Thirty-four colleges audited recently by the Internal Revenue Service underpaid their taxes on unrelated business income by nearly $90-million, and nearly 20 percent of the private colleges in the group violated rules for nonprofit organizations in determining the compensation of their chief executives, according to a final report issued on Thursday by the federal agency.
The audits followed up on a 42-page tax questionnaire that the IRS sent nearly five years ago to some 400 public and private colleges. The questionnaire required them to report a wide variety of financial data, including what they spent on perks like housekeeping services for executives, and their income and losses on business activities, like catering services and travel tours, that are not directly related to their higher-education mission.
The goal of the questionnaire was to examine potential discrepancies between colleges’ financial activities and what they reported to the government.
The agency has now issued a final analysis of that questionnaire, focusing largely on unrelated-business income and executive compensation at the 34 colleges that were audited after submitting their questionnaires.
Among the colleges selected for audits, which were not named in the report, the IRS found more than 180 errors in reporting revenue or losses on business income from activities not related to the institution’s academic mission, such as recreation or fitness centers, sports camps, facility rentals, and golf courses.
The reporting errors resulted in a total of nearly $90-million in additional taxes for the colleges that were audited, the report says, because they had counted losses from activities that did not qualify as a business or trade, or because they had counted expenses not connected to the unrelated business.

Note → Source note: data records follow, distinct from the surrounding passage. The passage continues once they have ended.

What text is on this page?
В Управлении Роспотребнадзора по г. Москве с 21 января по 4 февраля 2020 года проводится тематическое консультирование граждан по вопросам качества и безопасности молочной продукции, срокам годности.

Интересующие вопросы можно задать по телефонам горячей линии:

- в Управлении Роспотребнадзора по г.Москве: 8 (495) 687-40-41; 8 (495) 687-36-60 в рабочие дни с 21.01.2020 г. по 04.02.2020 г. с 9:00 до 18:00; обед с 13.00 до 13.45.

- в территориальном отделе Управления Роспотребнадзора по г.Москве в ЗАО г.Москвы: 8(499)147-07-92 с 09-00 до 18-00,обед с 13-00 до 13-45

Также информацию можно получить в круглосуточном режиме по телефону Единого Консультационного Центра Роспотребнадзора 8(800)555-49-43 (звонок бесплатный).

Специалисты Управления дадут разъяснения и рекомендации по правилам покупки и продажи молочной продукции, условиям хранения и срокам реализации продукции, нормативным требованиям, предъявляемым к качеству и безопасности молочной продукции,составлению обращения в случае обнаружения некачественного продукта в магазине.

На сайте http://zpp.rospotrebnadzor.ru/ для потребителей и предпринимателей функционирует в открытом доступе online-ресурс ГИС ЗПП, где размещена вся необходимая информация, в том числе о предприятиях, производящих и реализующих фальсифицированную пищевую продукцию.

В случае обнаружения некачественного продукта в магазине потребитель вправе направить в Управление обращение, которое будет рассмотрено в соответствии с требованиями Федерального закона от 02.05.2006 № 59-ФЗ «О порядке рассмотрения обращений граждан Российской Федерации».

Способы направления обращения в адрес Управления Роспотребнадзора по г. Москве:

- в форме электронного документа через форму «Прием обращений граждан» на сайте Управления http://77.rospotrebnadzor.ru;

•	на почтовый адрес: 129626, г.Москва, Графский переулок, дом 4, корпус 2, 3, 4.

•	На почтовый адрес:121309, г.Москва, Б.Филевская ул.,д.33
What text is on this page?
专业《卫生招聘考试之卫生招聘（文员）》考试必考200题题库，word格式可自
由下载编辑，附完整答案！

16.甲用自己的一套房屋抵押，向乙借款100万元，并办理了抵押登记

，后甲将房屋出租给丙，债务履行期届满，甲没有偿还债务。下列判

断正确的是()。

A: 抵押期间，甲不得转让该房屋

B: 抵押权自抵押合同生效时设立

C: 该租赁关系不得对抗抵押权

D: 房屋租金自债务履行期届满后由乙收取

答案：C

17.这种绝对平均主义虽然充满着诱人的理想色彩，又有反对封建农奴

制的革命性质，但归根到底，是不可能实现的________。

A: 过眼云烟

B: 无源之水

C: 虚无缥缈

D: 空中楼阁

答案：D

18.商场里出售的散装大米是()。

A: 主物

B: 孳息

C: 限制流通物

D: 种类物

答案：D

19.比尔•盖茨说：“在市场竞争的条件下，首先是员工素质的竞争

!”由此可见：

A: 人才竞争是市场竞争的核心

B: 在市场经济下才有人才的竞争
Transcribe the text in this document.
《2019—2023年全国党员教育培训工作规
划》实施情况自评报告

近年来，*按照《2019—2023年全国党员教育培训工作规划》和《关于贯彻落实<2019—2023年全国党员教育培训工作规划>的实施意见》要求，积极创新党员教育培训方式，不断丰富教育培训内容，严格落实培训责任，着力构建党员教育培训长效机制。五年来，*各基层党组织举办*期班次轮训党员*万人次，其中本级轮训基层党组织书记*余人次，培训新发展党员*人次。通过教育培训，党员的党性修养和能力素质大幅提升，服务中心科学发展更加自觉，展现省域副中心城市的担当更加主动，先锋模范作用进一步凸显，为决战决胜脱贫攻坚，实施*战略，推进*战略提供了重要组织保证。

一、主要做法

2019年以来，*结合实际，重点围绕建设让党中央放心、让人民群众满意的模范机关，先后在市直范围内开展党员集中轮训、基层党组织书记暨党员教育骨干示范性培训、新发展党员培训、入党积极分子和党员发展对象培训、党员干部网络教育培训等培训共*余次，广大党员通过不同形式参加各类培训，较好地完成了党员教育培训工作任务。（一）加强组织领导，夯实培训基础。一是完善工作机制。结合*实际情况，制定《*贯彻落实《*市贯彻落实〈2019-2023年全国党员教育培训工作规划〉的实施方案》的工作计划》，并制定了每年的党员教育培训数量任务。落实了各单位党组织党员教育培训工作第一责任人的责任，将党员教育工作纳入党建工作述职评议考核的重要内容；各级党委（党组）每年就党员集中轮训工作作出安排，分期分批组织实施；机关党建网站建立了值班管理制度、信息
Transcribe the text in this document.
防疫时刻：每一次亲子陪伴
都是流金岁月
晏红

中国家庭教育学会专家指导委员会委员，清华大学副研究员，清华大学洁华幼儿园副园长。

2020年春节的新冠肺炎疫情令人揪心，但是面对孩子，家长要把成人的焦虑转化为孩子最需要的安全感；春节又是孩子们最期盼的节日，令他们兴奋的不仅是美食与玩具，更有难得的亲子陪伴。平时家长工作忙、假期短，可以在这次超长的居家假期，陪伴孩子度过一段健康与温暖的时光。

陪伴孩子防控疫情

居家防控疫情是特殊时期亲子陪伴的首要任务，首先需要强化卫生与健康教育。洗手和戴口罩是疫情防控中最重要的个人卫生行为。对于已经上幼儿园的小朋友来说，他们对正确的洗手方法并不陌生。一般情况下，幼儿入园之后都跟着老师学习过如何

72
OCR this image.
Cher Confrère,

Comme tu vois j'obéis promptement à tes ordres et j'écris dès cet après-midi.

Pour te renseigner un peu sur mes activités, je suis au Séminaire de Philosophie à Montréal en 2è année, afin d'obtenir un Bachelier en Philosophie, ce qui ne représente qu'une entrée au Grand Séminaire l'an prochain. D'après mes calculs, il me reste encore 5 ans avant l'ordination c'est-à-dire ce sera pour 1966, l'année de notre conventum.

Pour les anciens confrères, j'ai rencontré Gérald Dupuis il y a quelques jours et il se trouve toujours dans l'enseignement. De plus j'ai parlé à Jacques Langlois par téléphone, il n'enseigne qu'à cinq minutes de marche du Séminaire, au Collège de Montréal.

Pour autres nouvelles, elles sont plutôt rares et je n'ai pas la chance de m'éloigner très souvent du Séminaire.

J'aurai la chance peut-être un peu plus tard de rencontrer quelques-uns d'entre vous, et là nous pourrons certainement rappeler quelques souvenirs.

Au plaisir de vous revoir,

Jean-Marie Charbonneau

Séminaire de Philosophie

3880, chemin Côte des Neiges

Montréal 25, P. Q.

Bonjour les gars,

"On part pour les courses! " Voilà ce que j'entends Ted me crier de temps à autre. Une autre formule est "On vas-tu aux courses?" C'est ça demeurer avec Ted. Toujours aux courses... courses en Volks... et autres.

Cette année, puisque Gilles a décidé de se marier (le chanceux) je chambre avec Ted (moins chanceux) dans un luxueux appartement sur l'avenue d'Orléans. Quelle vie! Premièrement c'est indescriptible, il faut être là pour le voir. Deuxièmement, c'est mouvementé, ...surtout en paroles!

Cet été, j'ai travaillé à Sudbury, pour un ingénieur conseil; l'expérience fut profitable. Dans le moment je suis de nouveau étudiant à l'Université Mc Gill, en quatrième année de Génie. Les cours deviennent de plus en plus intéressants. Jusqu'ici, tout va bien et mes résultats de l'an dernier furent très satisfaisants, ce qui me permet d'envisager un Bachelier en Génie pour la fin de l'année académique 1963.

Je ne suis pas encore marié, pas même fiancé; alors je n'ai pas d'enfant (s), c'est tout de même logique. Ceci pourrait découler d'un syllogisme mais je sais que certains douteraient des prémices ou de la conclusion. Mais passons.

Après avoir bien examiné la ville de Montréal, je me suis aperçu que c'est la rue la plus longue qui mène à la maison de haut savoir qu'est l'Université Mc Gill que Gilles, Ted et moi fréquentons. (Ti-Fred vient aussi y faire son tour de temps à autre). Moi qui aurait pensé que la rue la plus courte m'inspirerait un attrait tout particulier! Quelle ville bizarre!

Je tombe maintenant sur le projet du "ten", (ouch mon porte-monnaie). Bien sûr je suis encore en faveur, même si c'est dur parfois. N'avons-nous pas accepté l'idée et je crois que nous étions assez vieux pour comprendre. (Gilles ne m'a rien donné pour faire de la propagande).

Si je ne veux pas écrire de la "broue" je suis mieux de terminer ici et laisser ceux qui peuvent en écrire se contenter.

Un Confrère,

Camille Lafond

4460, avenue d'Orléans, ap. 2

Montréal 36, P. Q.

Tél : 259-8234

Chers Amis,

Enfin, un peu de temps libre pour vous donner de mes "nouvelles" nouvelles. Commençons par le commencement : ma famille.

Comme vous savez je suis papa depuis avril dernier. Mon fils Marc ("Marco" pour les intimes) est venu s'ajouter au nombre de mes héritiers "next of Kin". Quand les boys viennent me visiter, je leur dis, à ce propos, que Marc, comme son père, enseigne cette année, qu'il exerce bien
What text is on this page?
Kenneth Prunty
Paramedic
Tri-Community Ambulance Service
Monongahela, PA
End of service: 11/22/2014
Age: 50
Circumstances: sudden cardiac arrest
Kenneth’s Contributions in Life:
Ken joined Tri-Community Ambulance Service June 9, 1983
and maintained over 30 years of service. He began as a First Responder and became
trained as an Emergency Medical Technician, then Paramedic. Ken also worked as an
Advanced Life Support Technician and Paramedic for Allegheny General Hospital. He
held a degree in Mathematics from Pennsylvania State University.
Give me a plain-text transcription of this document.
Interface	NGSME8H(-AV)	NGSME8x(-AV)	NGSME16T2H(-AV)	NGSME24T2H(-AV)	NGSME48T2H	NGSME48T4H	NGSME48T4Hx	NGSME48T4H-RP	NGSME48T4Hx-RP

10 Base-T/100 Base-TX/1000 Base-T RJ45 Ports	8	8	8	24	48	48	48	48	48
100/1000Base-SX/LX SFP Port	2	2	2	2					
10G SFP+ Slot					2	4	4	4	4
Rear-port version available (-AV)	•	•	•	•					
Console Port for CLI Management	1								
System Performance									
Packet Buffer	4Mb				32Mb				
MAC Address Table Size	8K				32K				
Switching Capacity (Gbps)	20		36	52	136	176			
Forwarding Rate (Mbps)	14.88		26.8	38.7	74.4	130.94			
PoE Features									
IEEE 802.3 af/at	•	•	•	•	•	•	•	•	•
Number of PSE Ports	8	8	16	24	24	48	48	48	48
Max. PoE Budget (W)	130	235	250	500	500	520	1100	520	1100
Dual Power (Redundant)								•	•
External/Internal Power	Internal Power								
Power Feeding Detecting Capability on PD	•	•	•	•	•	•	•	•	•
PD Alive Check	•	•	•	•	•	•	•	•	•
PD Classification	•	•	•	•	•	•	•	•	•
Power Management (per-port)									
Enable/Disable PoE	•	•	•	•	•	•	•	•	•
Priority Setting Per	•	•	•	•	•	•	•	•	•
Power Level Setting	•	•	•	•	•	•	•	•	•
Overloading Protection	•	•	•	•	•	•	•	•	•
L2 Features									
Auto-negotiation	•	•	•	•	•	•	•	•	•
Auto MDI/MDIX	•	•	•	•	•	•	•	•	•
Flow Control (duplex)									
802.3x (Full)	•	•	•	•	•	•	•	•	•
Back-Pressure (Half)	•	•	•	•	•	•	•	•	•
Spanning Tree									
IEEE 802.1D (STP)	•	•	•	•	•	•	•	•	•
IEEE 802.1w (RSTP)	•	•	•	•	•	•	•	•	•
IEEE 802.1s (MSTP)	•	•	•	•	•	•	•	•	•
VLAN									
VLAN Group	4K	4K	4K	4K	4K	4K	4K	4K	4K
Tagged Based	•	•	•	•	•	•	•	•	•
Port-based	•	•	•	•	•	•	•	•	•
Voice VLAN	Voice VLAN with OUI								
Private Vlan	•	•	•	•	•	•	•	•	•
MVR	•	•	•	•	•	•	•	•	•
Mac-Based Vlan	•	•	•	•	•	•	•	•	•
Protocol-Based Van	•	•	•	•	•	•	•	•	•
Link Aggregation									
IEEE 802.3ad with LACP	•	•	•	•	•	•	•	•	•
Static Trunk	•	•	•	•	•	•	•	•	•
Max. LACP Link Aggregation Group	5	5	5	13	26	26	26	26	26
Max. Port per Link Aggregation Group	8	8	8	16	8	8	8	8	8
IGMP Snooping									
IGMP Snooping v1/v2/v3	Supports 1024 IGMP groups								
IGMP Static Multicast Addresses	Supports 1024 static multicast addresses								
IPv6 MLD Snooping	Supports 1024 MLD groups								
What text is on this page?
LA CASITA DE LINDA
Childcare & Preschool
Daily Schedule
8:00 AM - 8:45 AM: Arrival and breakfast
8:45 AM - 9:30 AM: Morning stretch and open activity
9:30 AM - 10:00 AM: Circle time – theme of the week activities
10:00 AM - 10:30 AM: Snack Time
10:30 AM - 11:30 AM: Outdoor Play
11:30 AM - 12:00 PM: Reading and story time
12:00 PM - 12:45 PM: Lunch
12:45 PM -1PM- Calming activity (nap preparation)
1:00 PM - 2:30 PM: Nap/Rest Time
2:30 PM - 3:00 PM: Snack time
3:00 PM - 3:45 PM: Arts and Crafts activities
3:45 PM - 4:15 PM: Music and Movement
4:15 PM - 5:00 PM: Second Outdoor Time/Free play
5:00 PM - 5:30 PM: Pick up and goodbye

Compensation Under Scrutiny
Among the private colleges that were audited, nearly 20 percent failed to follow tax rules requiring them to compare the compensation of their top employees to that of similar officials at appropriate peer institutions. Most colleges attempted to conduct such comparisons, the report says, but they relied on figures from the wrong kind of institution or didn’t consider whether the salary comparison included other kinds of compensation.
The perception that college presidents are overpaid, particularly at a time of rising tuition and economic distress, has made higher-education institutions a potent political target.
The audits, the report says, “identified some significant issues ... that may well be present elsewhere across the tax-exempt sector.”
The report warns that the agency will look more broadly at unrelated-business ventures and “ensure, through education and examinations, that tax-exempt organizations are aware of the importance of using appropriate comparability data when setting compensation.”